Al aproximarse, vio a lo lejos unas enormes bolas que se movían torpemente de un lado a otro dentro del agua iluminada por los reflejos del sol. Cogió los prismáticos y se quedó boquiabierta al contar hasta quince focas grises regordetas desperezándose bajo el sol de la mañana. Pronto pudo verlas con sus propios ojos.
Cuando llegó al cabo, se sentó con cuidado en una roca, sacó los bocadillos y se sirvió café. Las focas nadaban, jugaban y se lavaban al sol. A pesar de que sabía que estaba infringiendo la ley, no se arrepintió ni por un instante. Se quedó allí sentada media hora, contemplando el espectáculo. Ella y las focas, nadie más.
Después de tres horas de marcha se abrió ante ella la Bahía Francesa. Costaba imaginarse que hubiesen violado a una joven en un remanso de paz como aquel.

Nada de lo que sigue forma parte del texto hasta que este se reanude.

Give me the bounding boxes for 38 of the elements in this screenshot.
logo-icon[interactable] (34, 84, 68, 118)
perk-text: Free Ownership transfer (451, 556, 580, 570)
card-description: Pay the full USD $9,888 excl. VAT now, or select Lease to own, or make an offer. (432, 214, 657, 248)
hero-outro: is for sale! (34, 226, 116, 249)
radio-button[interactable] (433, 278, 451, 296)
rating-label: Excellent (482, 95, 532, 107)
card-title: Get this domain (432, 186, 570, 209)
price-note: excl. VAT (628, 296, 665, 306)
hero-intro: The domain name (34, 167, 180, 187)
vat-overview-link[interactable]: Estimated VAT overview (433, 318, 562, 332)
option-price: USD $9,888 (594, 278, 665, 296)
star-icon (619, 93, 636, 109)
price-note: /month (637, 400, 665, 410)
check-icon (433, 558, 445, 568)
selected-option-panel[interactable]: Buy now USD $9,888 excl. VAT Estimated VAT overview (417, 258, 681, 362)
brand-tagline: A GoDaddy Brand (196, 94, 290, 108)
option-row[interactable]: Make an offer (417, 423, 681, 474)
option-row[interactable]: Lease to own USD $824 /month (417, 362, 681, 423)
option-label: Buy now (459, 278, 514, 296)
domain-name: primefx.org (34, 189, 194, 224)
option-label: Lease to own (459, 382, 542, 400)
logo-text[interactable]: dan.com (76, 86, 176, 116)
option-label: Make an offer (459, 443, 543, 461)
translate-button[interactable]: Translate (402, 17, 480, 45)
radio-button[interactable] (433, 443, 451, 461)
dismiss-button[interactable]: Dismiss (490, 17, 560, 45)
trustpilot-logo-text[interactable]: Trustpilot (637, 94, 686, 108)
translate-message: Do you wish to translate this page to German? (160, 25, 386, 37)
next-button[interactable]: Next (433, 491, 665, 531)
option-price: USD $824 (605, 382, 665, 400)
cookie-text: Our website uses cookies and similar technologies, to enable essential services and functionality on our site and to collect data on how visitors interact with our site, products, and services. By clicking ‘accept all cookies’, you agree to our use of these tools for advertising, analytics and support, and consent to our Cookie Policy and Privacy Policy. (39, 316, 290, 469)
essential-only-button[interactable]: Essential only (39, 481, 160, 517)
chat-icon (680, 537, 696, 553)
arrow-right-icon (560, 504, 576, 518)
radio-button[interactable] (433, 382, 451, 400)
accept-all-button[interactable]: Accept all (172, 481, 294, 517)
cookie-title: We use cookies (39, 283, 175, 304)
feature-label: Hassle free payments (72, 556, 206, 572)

Karin se detuvo en medio de la playa, se quitó la ropa y llegó desnuda hasta la orilla. Sabía que estaba sola, porque había salido mucho antes que el resto de los turistas y se tardaba al menos tres horas de paseo desde el campamento. No aparecería nadie hasta dentro de una hora por lo menos.
Después de bañarse, se tumbó en la arena al sol. Bebió una botella de agua y consultó el mapa. Sí, claro, ahí era donde estaban los cañones rusos procedentes del barco que naufragó. Miró a su alrededor, pero no los vio. Según el mapa, debían de estar un poco más arriba de la playa, junto al cementerio ruso.